A 13 anni, inizia a lavorare in una fabbrica di biscotti, rinunciando al posto dopo tre anni, perché troppo pesante per la sua età; decide, invece, di frequentare le scuole serali di dattilografia e computisteria. Così, grazie al diploma, viene assunta come comptometrista addetta al controllo dei bilanci, rimanendo fino al settembre 1943. Intanto, grazie all’esempio del fratello Paolo, membro del Partito Comunista Italiano, e della sua esperienza in fabbrica sviluppa il suo pensiero sindacale e politico.
È lo stesso Paolo ad avviarla all’attività politica nel Partito comunista proponendole di impegnarsi nel “Soccorso rosso”, che offriva supporto materiale e morale alle vittime della lotta antifascista. Durante questo periodo, stringe amicizia con alcuni importanti oppositori piemontesi del regime fascista: Leo Lanfranco, Giovanni Guaita, Ludovico Geymonat e Cesare Pavese, per qualche tempo insegnante privato del fratello nella preparazione alla licenza liceale.
Il suo impegno di lotta si intensifica nel 1943, quando Anna aderisce ufficialmente al PCI e diventa parte integrante della Brigata Garibaldi, formazione partigiana attiva nella lotta contro il regime fascista e l’occupazione nazista durante la Seconda Guerra Mondiale, scegliendo il nome di battaglia di “Cecilia”. Entra nella lotta armata con in mente le parole del fratello Paolo: “Ricordati che non sei una donna: sei una comunista e stai combattendo nella Resistenza”.
Come staffetta partigiana è incaricata dei collegamenti tra gli antifascisti torinesi e cuneesi, poi di quelli di Asti, Alessandria, Vercelli, Novara, nonché dei rapporti di questi gruppi con il Comitato di Liberazione Nazionale Alta Italia a Milano.

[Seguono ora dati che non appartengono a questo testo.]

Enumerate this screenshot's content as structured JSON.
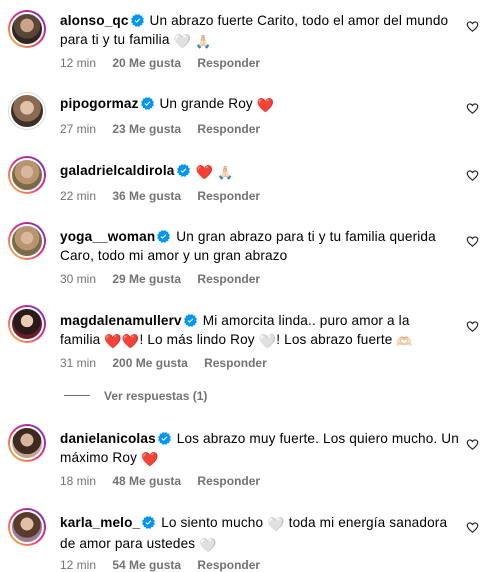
{
  "comments": [
    {
      "username": "alonso_qc",
      "text_lines": [
        "Un abrazo fuerte Carito, todo el amor del mundo",
        "para ti y tu familia"
      ],
      "emojis": [
        "🤍",
        "🙏🏻"
      ],
      "time": "12 min",
      "likes": "20 Me gusta",
      "reply": "Responder"
    },
    {
      "username": "pipogormaz",
      "text": "Un grande Roy",
      "emojis": [
        "❤️"
      ],
      "time": "27 min",
      "likes": "23 Me gusta",
      "reply": "Responder"
    },
    {
      "username": "galadrielcaldirola",
      "emojis": [
        "❤️",
        "🙏🏻"
      ],
      "time": "22 min",
      "likes": "36 Me gusta",
      "reply": "Responder"
    },
    {
      "username": "yoga__woman",
      "text_lines": [
        "Un gran abrazo para ti y tu familia querida",
        "Caro, todo mi amor y un gran abrazo"
      ],
      "time": "30 min",
      "likes": "29 Me gusta",
      "reply": "Responder"
    },
    {
      "username": "magdalenamullerv",
      "text_part1": "Mi amorcita linda.. puro amor a la",
      "text_part2": "familia",
      "text_part3": "! Lo más lindo Roy",
      "text_part4": "! Los abrazo fuerte",
      "emojis": [
        "❤️",
        "❤️",
        "🤍",
        "🫶🏻"
      ],
      "time": "31 min",
      "likes": "200 Me gusta",
      "reply": "Responder",
      "view_replies": "Ver respuestas (1)"
    },
    {
      "username": "danielanicolas",
      "text_line1": "Los abrazo muy fuerte. Los quiero mucho. Un",
      "text_line2": "máximo Roy",
      "emojis": [
        "❤️"
      ],
      "time": "18 min",
      "likes": "48 Me gusta",
      "reply": "Responder"
    },
    {
      "username": "karla_melo_",
      "text_part1": "Lo siento mucho",
      "text_part2": "toda mi energía sanadora",
      "text_part3": "de amor para ustedes",
      "emojis": [
        "🤍",
        "🤍"
      ],
      "time": "12 min",
      "likes": "54 Me gusta",
      "reply": "Responder"
    }
  ],
  "icons": {
    "verified": "verified-badge-icon",
    "like": "heart-outline-icon"
  },
  "colors": {
    "verified_blue": "#0095f6",
    "meta_gray": "#737373",
    "heart_red": "#e0243b"
  }
}
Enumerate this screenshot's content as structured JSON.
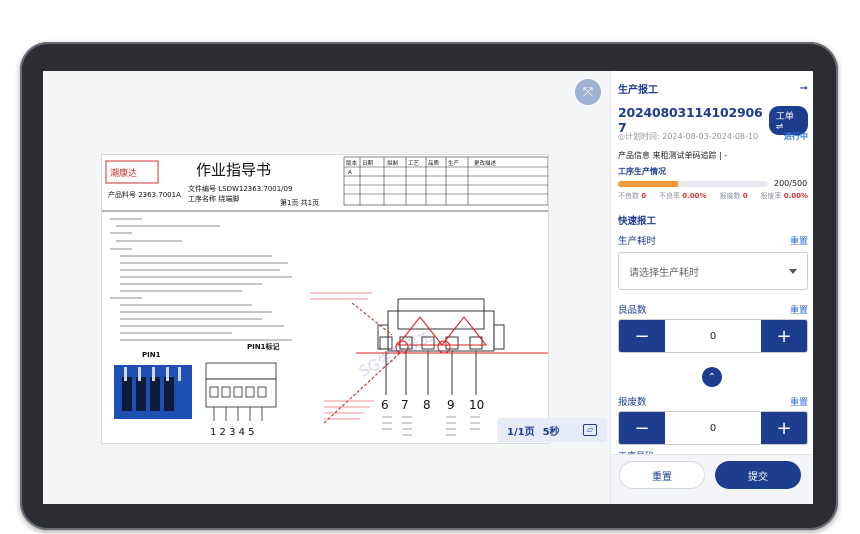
{
  "document": {
    "title": "作业指导书",
    "company": "潮康达",
    "file_no_label": "文件编号",
    "file_no": "LSDW12363.7001/09",
    "product_label": "产品料号",
    "product_no": "2363.7001A",
    "process_label": "工序名称",
    "process_name": "绕端脚",
    "page_info": "第1页 共1页",
    "rev_headers": [
      "版本",
      "日期",
      "拟制",
      "工艺",
      "品质",
      "生产",
      "更改描述"
    ],
    "rev_first": "A",
    "pin1_label": "PIN1",
    "pin1_mark_label": "PIN1标记",
    "pins_right": [
      "6",
      "7",
      "8",
      "9",
      "10"
    ],
    "pins_left": "1 2 3 4 5",
    "watermark": "SG生产报工"
  },
  "pager": {
    "page": "1/1页",
    "interval": "5秒"
  },
  "panel": {
    "title": "生产报工",
    "order_no": "20240803114102906​7",
    "order_btn": "工单⇌",
    "plan_time": "◎计划时间: 2024-08-03-2024-08-10",
    "status": "进行中",
    "product_info": "产品信息  来租测试单码追踪 | -",
    "progress_label": "工序生产情况",
    "progress": 0.4,
    "progress_text": "200/500",
    "stats": {
      "bad_label": "不良数",
      "bad": "0",
      "bad_rate_label": "不良率",
      "bad_rate": "0.00%",
      "scrap_label": "报废数",
      "scrap": "0",
      "scrap_rate_label": "报废率",
      "scrap_rate": "0.00%"
    },
    "quick_title": "快速报工",
    "time_label": "生产耗时",
    "time_placeholder": "请选择生产耗时",
    "reset_label": "重置",
    "good_label": "良品数",
    "good_value": "0",
    "scrap_count_label": "报废数",
    "scrap_count_value": "0",
    "cut_label": "工序号码",
    "reset_btn": "重置",
    "submit_btn": "提交"
  }
}
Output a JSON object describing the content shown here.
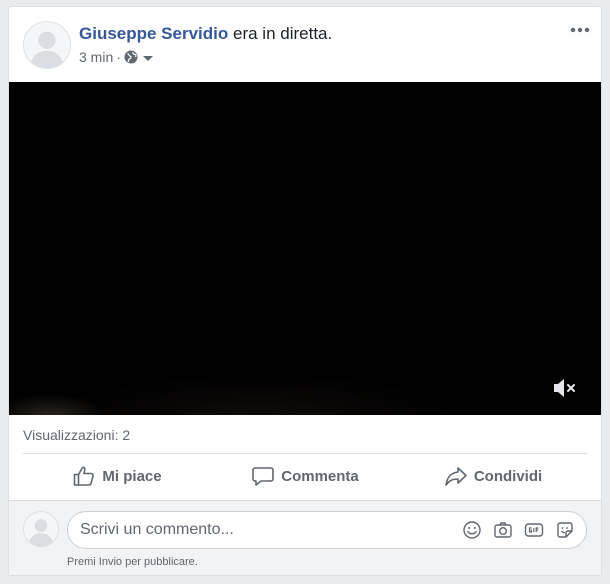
{
  "post": {
    "author": "Giuseppe Servidio",
    "action": "era in diretta.",
    "time": "3 min",
    "separator": "·",
    "privacy_icon": "globe-icon",
    "options_icon": "more-icon"
  },
  "video": {
    "state": "muted",
    "mute_icon": "speaker-muted-icon"
  },
  "stats": {
    "views": "Visualizzazioni: 2"
  },
  "actions": {
    "like": "Mi piace",
    "comment": "Commenta",
    "share": "Condividi"
  },
  "comment_box": {
    "placeholder": "Scrivi un commento...",
    "hint": "Premi Invio per pubblicare.",
    "icons": [
      "emoji-icon",
      "camera-icon",
      "gif-icon",
      "sticker-icon"
    ]
  },
  "colors": {
    "author": "#365899",
    "secondary_text": "#606770",
    "background": "#e9ebee",
    "comment_area": "#f2f3f5"
  }
}
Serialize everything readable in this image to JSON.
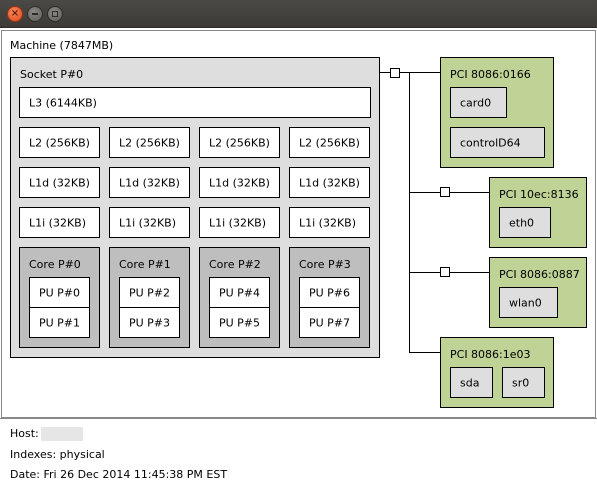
{
  "window": {
    "close_glyph": "×"
  },
  "machine": {
    "label": "Machine (7847MB)"
  },
  "socket": {
    "label": "Socket P#0",
    "l3": "L3 (6144KB)",
    "l2": [
      "L2 (256KB)",
      "L2 (256KB)",
      "L2 (256KB)",
      "L2 (256KB)"
    ],
    "l1d": [
      "L1d (32KB)",
      "L1d (32KB)",
      "L1d (32KB)",
      "L1d (32KB)"
    ],
    "l1i": [
      "L1i (32KB)",
      "L1i (32KB)",
      "L1i (32KB)",
      "L1i (32KB)"
    ],
    "cores": [
      {
        "label": "Core P#0",
        "pus": [
          "PU P#0",
          "PU P#1"
        ]
      },
      {
        "label": "Core P#1",
        "pus": [
          "PU P#2",
          "PU P#3"
        ]
      },
      {
        "label": "Core P#2",
        "pus": [
          "PU P#4",
          "PU P#5"
        ]
      },
      {
        "label": "Core P#3",
        "pus": [
          "PU P#6",
          "PU P#7"
        ]
      }
    ]
  },
  "pci": [
    {
      "label": "PCI 8086:0166",
      "devices": [
        "card0",
        "controlD64"
      ]
    },
    {
      "label": "PCI 10ec:8136",
      "devices": [
        "eth0"
      ]
    },
    {
      "label": "PCI 8086:0887",
      "devices": [
        "wlan0"
      ]
    },
    {
      "label": "PCI 8086:1e03",
      "devices": [
        "sda",
        "sr0"
      ]
    }
  ],
  "footer": {
    "host_label": "Host:",
    "indexes": "Indexes: physical",
    "date": "Date: Fri 26 Dec 2014 11:45:38 PM EST"
  }
}
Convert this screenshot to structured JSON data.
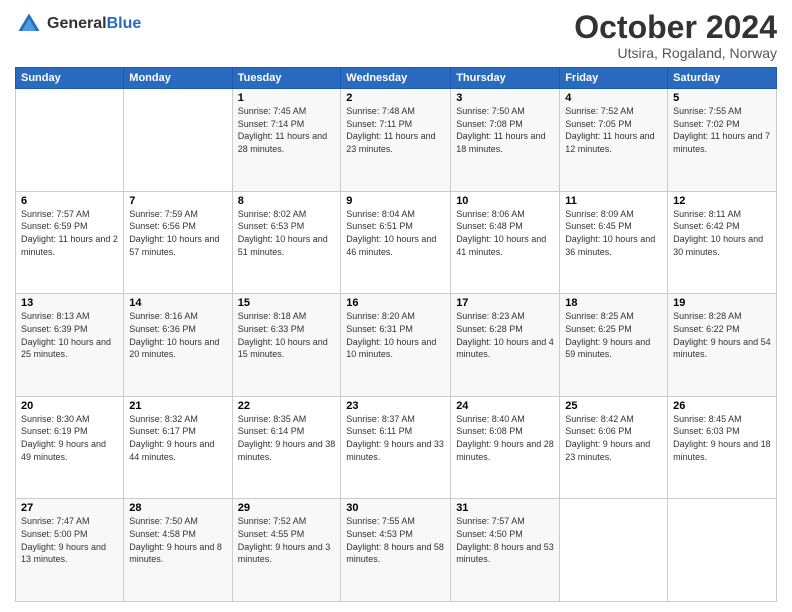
{
  "logo": {
    "text_general": "General",
    "text_blue": "Blue"
  },
  "header": {
    "month": "October 2024",
    "location": "Utsira, Rogaland, Norway"
  },
  "weekdays": [
    "Sunday",
    "Monday",
    "Tuesday",
    "Wednesday",
    "Thursday",
    "Friday",
    "Saturday"
  ],
  "weeks": [
    [
      null,
      null,
      {
        "day": 1,
        "sunrise": "Sunrise: 7:45 AM",
        "sunset": "Sunset: 7:14 PM",
        "daylight": "Daylight: 11 hours and 28 minutes."
      },
      {
        "day": 2,
        "sunrise": "Sunrise: 7:48 AM",
        "sunset": "Sunset: 7:11 PM",
        "daylight": "Daylight: 11 hours and 23 minutes."
      },
      {
        "day": 3,
        "sunrise": "Sunrise: 7:50 AM",
        "sunset": "Sunset: 7:08 PM",
        "daylight": "Daylight: 11 hours and 18 minutes."
      },
      {
        "day": 4,
        "sunrise": "Sunrise: 7:52 AM",
        "sunset": "Sunset: 7:05 PM",
        "daylight": "Daylight: 11 hours and 12 minutes."
      },
      {
        "day": 5,
        "sunrise": "Sunrise: 7:55 AM",
        "sunset": "Sunset: 7:02 PM",
        "daylight": "Daylight: 11 hours and 7 minutes."
      }
    ],
    [
      {
        "day": 6,
        "sunrise": "Sunrise: 7:57 AM",
        "sunset": "Sunset: 6:59 PM",
        "daylight": "Daylight: 11 hours and 2 minutes."
      },
      {
        "day": 7,
        "sunrise": "Sunrise: 7:59 AM",
        "sunset": "Sunset: 6:56 PM",
        "daylight": "Daylight: 10 hours and 57 minutes."
      },
      {
        "day": 8,
        "sunrise": "Sunrise: 8:02 AM",
        "sunset": "Sunset: 6:53 PM",
        "daylight": "Daylight: 10 hours and 51 minutes."
      },
      {
        "day": 9,
        "sunrise": "Sunrise: 8:04 AM",
        "sunset": "Sunset: 6:51 PM",
        "daylight": "Daylight: 10 hours and 46 minutes."
      },
      {
        "day": 10,
        "sunrise": "Sunrise: 8:06 AM",
        "sunset": "Sunset: 6:48 PM",
        "daylight": "Daylight: 10 hours and 41 minutes."
      },
      {
        "day": 11,
        "sunrise": "Sunrise: 8:09 AM",
        "sunset": "Sunset: 6:45 PM",
        "daylight": "Daylight: 10 hours and 36 minutes."
      },
      {
        "day": 12,
        "sunrise": "Sunrise: 8:11 AM",
        "sunset": "Sunset: 6:42 PM",
        "daylight": "Daylight: 10 hours and 30 minutes."
      }
    ],
    [
      {
        "day": 13,
        "sunrise": "Sunrise: 8:13 AM",
        "sunset": "Sunset: 6:39 PM",
        "daylight": "Daylight: 10 hours and 25 minutes."
      },
      {
        "day": 14,
        "sunrise": "Sunrise: 8:16 AM",
        "sunset": "Sunset: 6:36 PM",
        "daylight": "Daylight: 10 hours and 20 minutes."
      },
      {
        "day": 15,
        "sunrise": "Sunrise: 8:18 AM",
        "sunset": "Sunset: 6:33 PM",
        "daylight": "Daylight: 10 hours and 15 minutes."
      },
      {
        "day": 16,
        "sunrise": "Sunrise: 8:20 AM",
        "sunset": "Sunset: 6:31 PM",
        "daylight": "Daylight: 10 hours and 10 minutes."
      },
      {
        "day": 17,
        "sunrise": "Sunrise: 8:23 AM",
        "sunset": "Sunset: 6:28 PM",
        "daylight": "Daylight: 10 hours and 4 minutes."
      },
      {
        "day": 18,
        "sunrise": "Sunrise: 8:25 AM",
        "sunset": "Sunset: 6:25 PM",
        "daylight": "Daylight: 9 hours and 59 minutes."
      },
      {
        "day": 19,
        "sunrise": "Sunrise: 8:28 AM",
        "sunset": "Sunset: 6:22 PM",
        "daylight": "Daylight: 9 hours and 54 minutes."
      }
    ],
    [
      {
        "day": 20,
        "sunrise": "Sunrise: 8:30 AM",
        "sunset": "Sunset: 6:19 PM",
        "daylight": "Daylight: 9 hours and 49 minutes."
      },
      {
        "day": 21,
        "sunrise": "Sunrise: 8:32 AM",
        "sunset": "Sunset: 6:17 PM",
        "daylight": "Daylight: 9 hours and 44 minutes."
      },
      {
        "day": 22,
        "sunrise": "Sunrise: 8:35 AM",
        "sunset": "Sunset: 6:14 PM",
        "daylight": "Daylight: 9 hours and 38 minutes."
      },
      {
        "day": 23,
        "sunrise": "Sunrise: 8:37 AM",
        "sunset": "Sunset: 6:11 PM",
        "daylight": "Daylight: 9 hours and 33 minutes."
      },
      {
        "day": 24,
        "sunrise": "Sunrise: 8:40 AM",
        "sunset": "Sunset: 6:08 PM",
        "daylight": "Daylight: 9 hours and 28 minutes."
      },
      {
        "day": 25,
        "sunrise": "Sunrise: 8:42 AM",
        "sunset": "Sunset: 6:06 PM",
        "daylight": "Daylight: 9 hours and 23 minutes."
      },
      {
        "day": 26,
        "sunrise": "Sunrise: 8:45 AM",
        "sunset": "Sunset: 6:03 PM",
        "daylight": "Daylight: 9 hours and 18 minutes."
      }
    ],
    [
      {
        "day": 27,
        "sunrise": "Sunrise: 7:47 AM",
        "sunset": "Sunset: 5:00 PM",
        "daylight": "Daylight: 9 hours and 13 minutes."
      },
      {
        "day": 28,
        "sunrise": "Sunrise: 7:50 AM",
        "sunset": "Sunset: 4:58 PM",
        "daylight": "Daylight: 9 hours and 8 minutes."
      },
      {
        "day": 29,
        "sunrise": "Sunrise: 7:52 AM",
        "sunset": "Sunset: 4:55 PM",
        "daylight": "Daylight: 9 hours and 3 minutes."
      },
      {
        "day": 30,
        "sunrise": "Sunrise: 7:55 AM",
        "sunset": "Sunset: 4:53 PM",
        "daylight": "Daylight: 8 hours and 58 minutes."
      },
      {
        "day": 31,
        "sunrise": "Sunrise: 7:57 AM",
        "sunset": "Sunset: 4:50 PM",
        "daylight": "Daylight: 8 hours and 53 minutes."
      },
      null,
      null
    ]
  ]
}
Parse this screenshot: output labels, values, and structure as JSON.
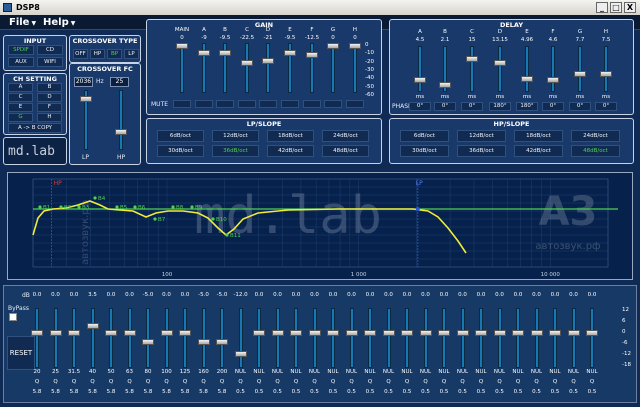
{
  "window": {
    "title": "DSP8",
    "minimize": "_",
    "maximize": "□",
    "close": "X"
  },
  "menu": [
    {
      "label": "File"
    },
    {
      "label": "Help"
    }
  ],
  "input": {
    "title": "INPUT",
    "buttons": [
      "SPDIF",
      "CD",
      "AUX",
      "WIFI"
    ],
    "active": "SPDIF"
  },
  "ch_setting": {
    "title": "CH SETTING",
    "buttons": [
      "A",
      "B",
      "C",
      "D",
      "E",
      "F",
      "G",
      "H"
    ],
    "active": "G",
    "copy": "A -> B COPY"
  },
  "logo": "md.lab",
  "crossover_type": {
    "title": "CROSSOVER TYPE",
    "buttons": [
      "OFF",
      "HP",
      "BP",
      "LP"
    ],
    "active": "BP"
  },
  "crossover_fc": {
    "title": "CROSSOVER FC",
    "lp_value": "2036",
    "hp_value": "25",
    "unit": "Hz",
    "lp_label": "LP",
    "hp_label": "HP",
    "lp_level": 0.85,
    "hp_level": 0.3
  },
  "gain": {
    "title": "GAIN",
    "channels": [
      "MAIN",
      "A",
      "B",
      "C",
      "D",
      "E",
      "F",
      "G",
      "H"
    ],
    "values": [
      "0",
      "-9",
      "-9.5",
      "-22.5",
      "-21",
      "-9.5",
      "-12.5",
      "0",
      "0"
    ],
    "mute_label": "MUTE",
    "scale": [
      "0",
      "-10",
      "-20",
      "-30",
      "-40",
      "-50",
      "-60"
    ]
  },
  "delay": {
    "title": "DELAY",
    "channels": [
      "A",
      "B",
      "C",
      "D",
      "E",
      "F",
      "G",
      "H"
    ],
    "values": [
      "4.5",
      "2.1",
      "15",
      "13.15",
      "4.96",
      "4.6",
      "7.7",
      "7.5"
    ],
    "unit": "ms",
    "phase_label": "PHASE",
    "phases": [
      "0°",
      "0°",
      "0°",
      "180°",
      "180°",
      "0°",
      "0°",
      "0°"
    ]
  },
  "lp_slope": {
    "title": "LP/SLOPE",
    "options": [
      "6dB/oct",
      "12dB/oct",
      "18dB/oct",
      "24dB/oct",
      "30dB/oct",
      "36dB/oct",
      "42dB/oct",
      "48dB/oct"
    ],
    "active": "36dB/oct"
  },
  "hp_slope": {
    "title": "HP/SLOPE",
    "options": [
      "6dB/oct",
      "12dB/oct",
      "18dB/oct",
      "24dB/oct",
      "30dB/oct",
      "36dB/oct",
      "42dB/oct",
      "48dB/oct"
    ],
    "active": "48dB/oct"
  },
  "graph": {
    "markers": [
      "B1",
      "B2",
      "B3",
      "B4",
      "B5",
      "B6",
      "B7",
      "B8",
      "B9",
      "B10",
      "B11"
    ],
    "hp_marker": "HP",
    "lp_marker": "LP",
    "x_ticks": [
      "100",
      "1 000",
      "10 000"
    ],
    "watermark": "md.lab",
    "brand": "A3",
    "brand_sub": "автозвук.рф",
    "brand_side": "автозвук.рф"
  },
  "eq": {
    "db_label": "dB",
    "bypass_label": "ByPass",
    "reset_label": "RESET",
    "q_label": "Q",
    "values": [
      "0.0",
      "0.0",
      "0.0",
      "3.5",
      "0.0",
      "0.0",
      "-5.0",
      "0.0",
      "0.0",
      "-5.0",
      "-5.0",
      "-12.0",
      "0.0",
      "0.0",
      "0.0",
      "0.0",
      "0.0",
      "0.0",
      "0.0",
      "0.0",
      "0.0",
      "0.0",
      "0.0",
      "0.0",
      "0.0",
      "0.0",
      "0.0",
      "0.0",
      "0.0",
      "0.0",
      "0.0"
    ],
    "freqs": [
      "20",
      "25",
      "31.5",
      "40",
      "50",
      "63",
      "80",
      "100",
      "125",
      "160",
      "200",
      "NUL",
      "NUL",
      "NUL",
      "NUL",
      "NUL",
      "NUL",
      "NUL",
      "NUL",
      "NUL",
      "NUL",
      "NUL",
      "NUL",
      "NUL",
      "NUL",
      "NUL",
      "NUL",
      "NUL",
      "NUL",
      "NUL",
      "NUL"
    ],
    "q_values": [
      "5.8",
      "5.8",
      "5.8",
      "5.8",
      "5.8",
      "5.8",
      "5.8",
      "5.8",
      "5.8",
      "5.8",
      "5.8",
      "0.5",
      "0.5",
      "0.5",
      "0.5",
      "0.5",
      "0.5",
      "0.5",
      "0.5",
      "0.5",
      "0.5",
      "0.5",
      "0.5",
      "0.5",
      "0.5",
      "0.5",
      "0.5",
      "0.5",
      "0.5",
      "0.5",
      "0.5"
    ],
    "scale": [
      "12",
      "6",
      "0",
      "-6",
      "-12",
      "-18"
    ]
  }
}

Nel 1945, Anna è coinvolta in un episodio significativo della sua vita di resistenza: a Vercelli, la polizia scopre materiale clandestino nascosto nel doppio fondo della sua borsa e la arresta. Durante l’interrogatorio subisce ripetute violenze fisiche, tuttavia riesce a non tradirsi ripetendo sempre la stessa versione dei fatti. Dopo dieci giorni passati nella caserma delle Brigate nere, dove subisce altri interrogatori e sevizie, viene trasferita nel carcere della questura di Vercelli. Qui trova quattro compagne di Biella che le offrono un grande sostegno, soprattutto quando una guardia vorrebbe approfittarsi di lei. Inoltre, grazie alla presenza nel carcere di una guardia antifascista, permette ai partigiani di assicurarsi che la donna arrestata sia la Cinanni e anche di pianificare il suo rilascio attraverso lo scambio di dieci prigionieri; ma la liberazione della città di Torino le apre in anticipo le porte del carcere. Con la fine della guerra, continua la sua militanza nel PCI e prosegue nel suo impegno per coinvolgere le donne nella lotta politica. In vista delle elezioni del 1946, in Piemonte, organizza l’associazione Ragazze d’Italia; l’anno successivo è eletta responsabile delle donne alla quarta Sezione Luigi Capriolo; nel 1949 partecipa al quinto Corso della scuola nazionale femminile, al termine del quale è nominata funzionaria organizzativa e politica dell’Unione Donne Italiane (Udi).

Nel 1950 si sposa e da questa unione nascerà una figlia. Per l’attività svolta nella Brigata Garibaldi è stata insignita della Croce al merito dell’Esercito italiano col riconoscimento del grado di soldato semplice. È morta, a Torino, il 26 gennaio del 2001.

Il coraggio di Anna Cinanni è stato importante per la liberazione del nostro paese dai nazifascisti, coraggio che l’ha portata ad un passo dalla morte, senza mai tirarsi indietro. Una storia quella di Anna che merita di essere ricordata e conosciuta dalle nuove generazioni.